For instance, when the evil mastermind behind the horseman plot is finally revealed,
he/she proceeds to explain his/her whole plan to us in classic evil mastermind fashion. He/she
lists for us in excruciating detail how and why each murder was committed. He/she even tacks
on the explanation of a few more murders we didn't even know about, then tells us the story of
how he/she became an evil mastermind. The lack of imagination in the construction of this
sequence is really disappointing.
Also, you may have seen a shot in the trailers of a windmill exploding and wondered
what the hell that was all about. Well, I was wondering that, too when I saw the actual scene in
the movie. The mill is not filled with gunpowder, and there are no bombs. It just gets set on fire
and then, for no reason, obliterates itself. It seems to blow up simply so that the movie could
have a scene in which our heroes narrowly escape from an exploding building. This is another
point where Sleepy Hollow is just mindlessly and meaninglessly fulfilling the requirements of a
genre.
But a good deal of imagination did go into some parts of this film. Visually, Sleep
Hollow is perfect. The sets, special effects, costumes, props, cinematography and lighting all
work together to create just the right atmosphere of surreal, gothic spookiness. In a less visually
interesting film, Tim Burton's starkly symmetrical framing might have been boring, but because
what's in the frame is so fascinating and eerily beautiful, it works.
Also, the headless horseman is an excellent monster. In the flashback scenes, when he
still has a head, he is played by Christopher Walken, who attacks the role with his usual amount
of gleefully vicious intensity. Walken is a great actor with more range than most people give
him credit for, but he's always been best at playing villains, and this part is no exception. He
doesn't have a lot of screen time, but the time he does have is an absolute delight.
But if Walken is the horseman's head, Ray Park, the same stuntman and fight expert who
played Darth Maul in Episode I: The Phantom Menace, is his body. No doubt we have Park
(and stunt coordinator Nick Gillard, who also worked on Episode I) to thank for the exciting and
well-choreographed fighting sequences in the film.

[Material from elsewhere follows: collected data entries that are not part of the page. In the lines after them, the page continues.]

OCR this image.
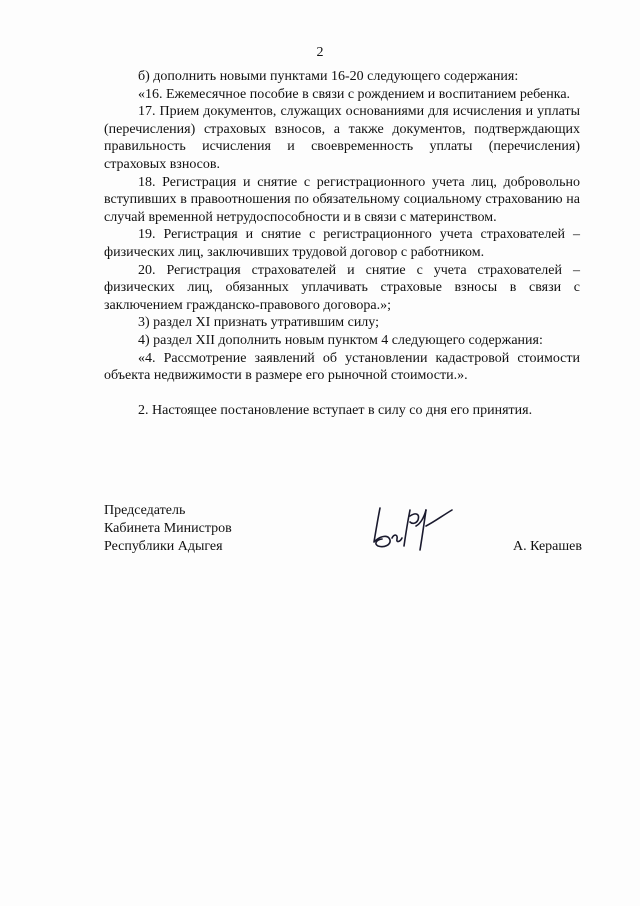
2

б) дополнить новыми пунктами 16-20 следующего содержания:

«16. Ежемесячное пособие в связи с рождением и воспитанием ребенка.

17. Прием документов, служащих основаниями для исчисления и уплаты (перечисления) страховых взносов, а также документов, подтверждающих правильность исчисления и своевременность уплаты (перечисления) страховых взносов.

18. Регистрация и снятие с регистрационного учета лиц, добровольно вступивших в правоотношения по обязательному социальному страхованию на случай временной нетрудоспособности и в связи с материнством.

19. Регистрация и снятие с регистрационного учета страхователей – физических лиц, заключивших трудовой договор с работником.

20. Регистрация страхователей и снятие с учета страхователей – физических лиц, обязанных уплачивать страховые взносы в связи с заключением гражданско-правового договора.»;

3) раздел XI признать утратившим силу;

4) раздел XII дополнить новым пунктом 4 следующего содержания:

«4. Рассмотрение заявлений об установлении кадастровой стоимости объекта недвижимости в размере его рыночной стоимости.».

2. Настоящее постановление вступает в силу со дня его принятия.

Председатель
Кабинета Министров
Республики Адыгея	А. Керашев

Though Depp, Walken and Park are the stand-outs, there are numerous other fine actors
in the cast, including the extremely talented and beautiful Christina Ricci (The Addams Family,
Buffalo 66) as the mysterious and alluring Katrina Van Tassel; Michael Gambon (The Cook, The
Thief, His Wife and Her Lover) as Katrina's father and for all intents and purposes the mayor of
the town; Miranda Richardson (Tom & Viv) as Lady Van Tassel; Michael Gough (Batman), Ian
McDiarmid (Episode I) and Jeffrey Jones (Amadeus) as three more of the town fathers; and great
horror film actor Christopher Lee (Horror of Dracula) in a bit part as a judge.
Unfortunately, although both the actors involved in the romantic sub-plot of Sleepy
Hollow are good (I'm referring to Depp and Ricci), the relationship just doesn't work. The
lovers' dialogue sounds like bad Victorian poetry, pretentious and stiffly formal, and the happy,
romantic Hollywood ending is, once again, formulaic and disappointing.
It's really the acting, the clever, comic elements of the screenplay, and the great visuals
that carry this film as far as it goes. And it goes far enough, I suppose, for a film of this type,
even if it is in many ways just plugging slightly different elements into the same old formulas.